Sunday, January 28, 2024

Explaining Gamelin's Defeat at the Battle of France

General Maurice Gamelin’s hubris and self-delusion certainly played a role in France's defeat, but were those the only reasons for that defeat?

The willful ignorance of the geography and history surrounding the Ardennes Forest wasn’t limited to just a few military leaders but seemed to be widespread throughout the top levels of the French military. How did this institutional rot become so widespread? Here are two theories that may explain this:

  1. The “blinded by science” theory: the French saw Germany’s use of blitzkrieg in the invasion of Poland in 1939, and they failed to grasp the significance of it. This is akin to when one chess player doesn’t understand his opponent’s strategy mid-game. The world was seeing a revolution in heavy mechanized warfare, and the French didn’t understand the scope of its applicability.
  2. The “historical materialism theory”: during the interwar years, France was a hotbed of Marxist-influenced thought, and Marxists are extremely comfortable with revising history to fit their narrative. The result is that history becomes detached from reality and is instead grounded in wishful thinking and the eternal Year Zero. This may be why Gamelin discounted the results of the 1939 summer exercises – the historical materialist would say that what happened last year has no bearing on the present beyond the repositioning of economic classes, followed by even more word salad.

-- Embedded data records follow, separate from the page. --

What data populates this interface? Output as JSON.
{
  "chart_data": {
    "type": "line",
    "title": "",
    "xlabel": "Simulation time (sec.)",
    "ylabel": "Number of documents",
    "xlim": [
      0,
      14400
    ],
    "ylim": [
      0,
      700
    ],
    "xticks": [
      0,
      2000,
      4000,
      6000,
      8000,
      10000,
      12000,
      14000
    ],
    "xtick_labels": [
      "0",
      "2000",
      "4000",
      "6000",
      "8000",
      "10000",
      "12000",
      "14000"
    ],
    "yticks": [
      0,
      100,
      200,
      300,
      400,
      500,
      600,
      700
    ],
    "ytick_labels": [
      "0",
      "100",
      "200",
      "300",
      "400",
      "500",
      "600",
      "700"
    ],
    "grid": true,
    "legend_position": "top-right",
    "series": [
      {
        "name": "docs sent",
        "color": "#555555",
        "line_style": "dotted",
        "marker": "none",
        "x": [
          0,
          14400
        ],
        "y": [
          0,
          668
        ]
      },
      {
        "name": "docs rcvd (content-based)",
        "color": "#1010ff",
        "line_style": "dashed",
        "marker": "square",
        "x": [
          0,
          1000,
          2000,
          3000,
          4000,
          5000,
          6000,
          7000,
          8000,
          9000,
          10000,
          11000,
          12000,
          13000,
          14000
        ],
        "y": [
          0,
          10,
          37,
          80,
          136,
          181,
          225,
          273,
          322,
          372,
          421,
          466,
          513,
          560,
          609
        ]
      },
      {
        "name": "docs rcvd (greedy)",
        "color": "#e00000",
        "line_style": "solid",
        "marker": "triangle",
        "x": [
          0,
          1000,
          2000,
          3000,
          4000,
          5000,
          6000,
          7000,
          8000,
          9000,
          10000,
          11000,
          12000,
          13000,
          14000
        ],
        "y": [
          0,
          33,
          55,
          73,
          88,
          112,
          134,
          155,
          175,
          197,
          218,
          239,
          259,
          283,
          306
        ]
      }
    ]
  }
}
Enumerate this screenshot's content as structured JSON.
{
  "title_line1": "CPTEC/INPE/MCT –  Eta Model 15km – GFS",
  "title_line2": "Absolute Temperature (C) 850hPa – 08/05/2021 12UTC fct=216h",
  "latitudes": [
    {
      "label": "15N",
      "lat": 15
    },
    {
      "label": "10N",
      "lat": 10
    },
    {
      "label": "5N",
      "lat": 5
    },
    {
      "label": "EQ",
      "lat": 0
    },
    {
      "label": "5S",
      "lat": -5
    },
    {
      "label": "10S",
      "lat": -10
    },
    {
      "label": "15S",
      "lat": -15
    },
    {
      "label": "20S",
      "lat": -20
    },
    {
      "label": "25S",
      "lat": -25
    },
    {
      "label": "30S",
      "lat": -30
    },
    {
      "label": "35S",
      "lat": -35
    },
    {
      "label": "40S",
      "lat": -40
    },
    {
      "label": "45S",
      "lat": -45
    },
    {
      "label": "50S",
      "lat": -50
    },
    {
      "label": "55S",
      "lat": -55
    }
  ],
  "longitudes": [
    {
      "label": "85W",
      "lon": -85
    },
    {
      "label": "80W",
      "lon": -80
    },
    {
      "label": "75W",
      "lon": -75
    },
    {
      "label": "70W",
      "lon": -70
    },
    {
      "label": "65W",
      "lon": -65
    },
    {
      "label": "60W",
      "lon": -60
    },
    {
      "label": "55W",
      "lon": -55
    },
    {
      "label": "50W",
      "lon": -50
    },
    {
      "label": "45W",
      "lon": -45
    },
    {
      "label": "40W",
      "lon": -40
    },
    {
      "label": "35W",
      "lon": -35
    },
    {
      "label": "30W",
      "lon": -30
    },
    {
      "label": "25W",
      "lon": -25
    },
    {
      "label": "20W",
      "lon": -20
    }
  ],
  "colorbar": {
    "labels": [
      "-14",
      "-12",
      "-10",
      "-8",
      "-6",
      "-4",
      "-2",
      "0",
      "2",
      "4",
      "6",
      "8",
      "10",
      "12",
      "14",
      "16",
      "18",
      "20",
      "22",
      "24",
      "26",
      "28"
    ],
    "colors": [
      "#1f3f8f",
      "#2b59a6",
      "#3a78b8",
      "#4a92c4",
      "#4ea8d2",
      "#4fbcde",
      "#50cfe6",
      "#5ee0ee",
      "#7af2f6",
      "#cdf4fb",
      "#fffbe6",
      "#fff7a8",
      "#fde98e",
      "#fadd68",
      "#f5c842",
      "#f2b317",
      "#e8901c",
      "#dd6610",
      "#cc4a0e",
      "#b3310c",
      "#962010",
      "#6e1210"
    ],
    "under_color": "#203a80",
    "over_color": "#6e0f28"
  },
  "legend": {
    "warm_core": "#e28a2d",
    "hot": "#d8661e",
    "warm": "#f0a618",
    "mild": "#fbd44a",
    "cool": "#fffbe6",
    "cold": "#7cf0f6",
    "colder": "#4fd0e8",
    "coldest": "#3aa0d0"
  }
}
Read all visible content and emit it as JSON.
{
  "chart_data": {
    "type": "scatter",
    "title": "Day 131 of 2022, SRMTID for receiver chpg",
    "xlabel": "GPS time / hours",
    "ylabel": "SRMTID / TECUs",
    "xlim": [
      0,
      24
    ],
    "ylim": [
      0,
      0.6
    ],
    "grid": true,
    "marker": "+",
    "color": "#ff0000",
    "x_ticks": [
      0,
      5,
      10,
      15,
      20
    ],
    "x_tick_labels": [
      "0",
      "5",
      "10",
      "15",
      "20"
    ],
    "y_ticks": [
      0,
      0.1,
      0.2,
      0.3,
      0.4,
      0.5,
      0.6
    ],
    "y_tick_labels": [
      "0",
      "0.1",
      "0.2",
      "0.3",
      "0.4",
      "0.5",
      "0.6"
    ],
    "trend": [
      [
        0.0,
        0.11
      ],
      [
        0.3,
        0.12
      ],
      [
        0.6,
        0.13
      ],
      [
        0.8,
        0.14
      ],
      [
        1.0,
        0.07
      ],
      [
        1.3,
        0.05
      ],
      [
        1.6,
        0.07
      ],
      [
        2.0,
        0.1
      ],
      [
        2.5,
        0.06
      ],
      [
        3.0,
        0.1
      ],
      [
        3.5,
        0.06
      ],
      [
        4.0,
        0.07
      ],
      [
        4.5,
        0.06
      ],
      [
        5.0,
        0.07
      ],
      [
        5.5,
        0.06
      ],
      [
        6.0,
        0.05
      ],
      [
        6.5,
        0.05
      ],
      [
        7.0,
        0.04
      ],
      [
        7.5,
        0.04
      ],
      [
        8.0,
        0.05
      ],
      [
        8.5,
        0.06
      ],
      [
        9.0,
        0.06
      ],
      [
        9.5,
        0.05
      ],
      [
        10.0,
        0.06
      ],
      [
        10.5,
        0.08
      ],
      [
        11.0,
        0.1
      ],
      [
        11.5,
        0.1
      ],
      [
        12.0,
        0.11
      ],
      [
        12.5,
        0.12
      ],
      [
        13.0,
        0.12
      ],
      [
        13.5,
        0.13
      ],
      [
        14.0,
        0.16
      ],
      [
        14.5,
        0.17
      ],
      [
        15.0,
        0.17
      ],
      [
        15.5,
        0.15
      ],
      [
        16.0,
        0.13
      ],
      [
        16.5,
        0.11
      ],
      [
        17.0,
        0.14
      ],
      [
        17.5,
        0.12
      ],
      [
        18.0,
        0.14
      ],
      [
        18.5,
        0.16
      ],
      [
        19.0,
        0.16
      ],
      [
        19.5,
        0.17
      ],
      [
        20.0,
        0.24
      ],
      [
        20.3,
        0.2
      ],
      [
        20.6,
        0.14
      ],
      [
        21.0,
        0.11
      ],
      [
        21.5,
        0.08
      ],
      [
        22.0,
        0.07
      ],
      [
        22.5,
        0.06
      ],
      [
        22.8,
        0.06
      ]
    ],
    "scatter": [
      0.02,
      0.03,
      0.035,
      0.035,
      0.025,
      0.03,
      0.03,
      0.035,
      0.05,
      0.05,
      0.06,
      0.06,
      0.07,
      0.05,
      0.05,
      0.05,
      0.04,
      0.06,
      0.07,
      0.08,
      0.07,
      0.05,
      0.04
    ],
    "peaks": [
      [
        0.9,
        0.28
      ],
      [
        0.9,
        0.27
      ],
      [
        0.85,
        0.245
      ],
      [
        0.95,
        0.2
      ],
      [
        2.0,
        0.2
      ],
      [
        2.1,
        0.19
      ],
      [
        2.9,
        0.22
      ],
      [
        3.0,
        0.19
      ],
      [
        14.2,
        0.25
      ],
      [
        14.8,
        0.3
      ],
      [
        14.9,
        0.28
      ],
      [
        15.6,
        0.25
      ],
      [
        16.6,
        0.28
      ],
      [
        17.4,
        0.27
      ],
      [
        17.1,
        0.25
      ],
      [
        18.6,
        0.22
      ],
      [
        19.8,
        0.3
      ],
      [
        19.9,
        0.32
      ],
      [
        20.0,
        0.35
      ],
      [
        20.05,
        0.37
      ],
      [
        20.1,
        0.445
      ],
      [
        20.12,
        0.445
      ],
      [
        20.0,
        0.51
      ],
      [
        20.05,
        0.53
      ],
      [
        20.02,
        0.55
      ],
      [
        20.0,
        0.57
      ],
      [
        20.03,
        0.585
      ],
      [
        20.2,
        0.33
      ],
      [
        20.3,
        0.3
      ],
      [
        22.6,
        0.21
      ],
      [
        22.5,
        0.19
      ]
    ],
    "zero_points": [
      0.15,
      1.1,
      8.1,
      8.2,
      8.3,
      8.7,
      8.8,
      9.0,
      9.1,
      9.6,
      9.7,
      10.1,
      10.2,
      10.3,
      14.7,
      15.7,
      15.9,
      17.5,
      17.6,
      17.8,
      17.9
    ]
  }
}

Both theories may be grasping at straws, and it would be very difficult to either prove or disprove them. A little scrap of information supporting the second theory comes from Pétain, who attributed the French defeat to “the work of 30 years of Marxism,” (Langer, 2013) but this can be his attempt to shift the blame. Another quote of his (Giannelia, 1941) is that “France will become again what she should never have ceased to be, an essentially agricultural nation. Like the giant of mythology, she will recover all her strength by contact with the soil,” thoughts that would be echoed by Pol Pot 30 years later.

References

Giannelia, P. (1941). “France returns to the soil”. Land and Freedom. Retrieved 28 Jan 2024 from https://cooperative-individualism.org/giannelia-pavlos_france-returns-to-the-soil-1941-jan-feb.htm

Langer, H. J. (2013). World War II: An encyclopedia of quotations. Greenwood Publishing Group.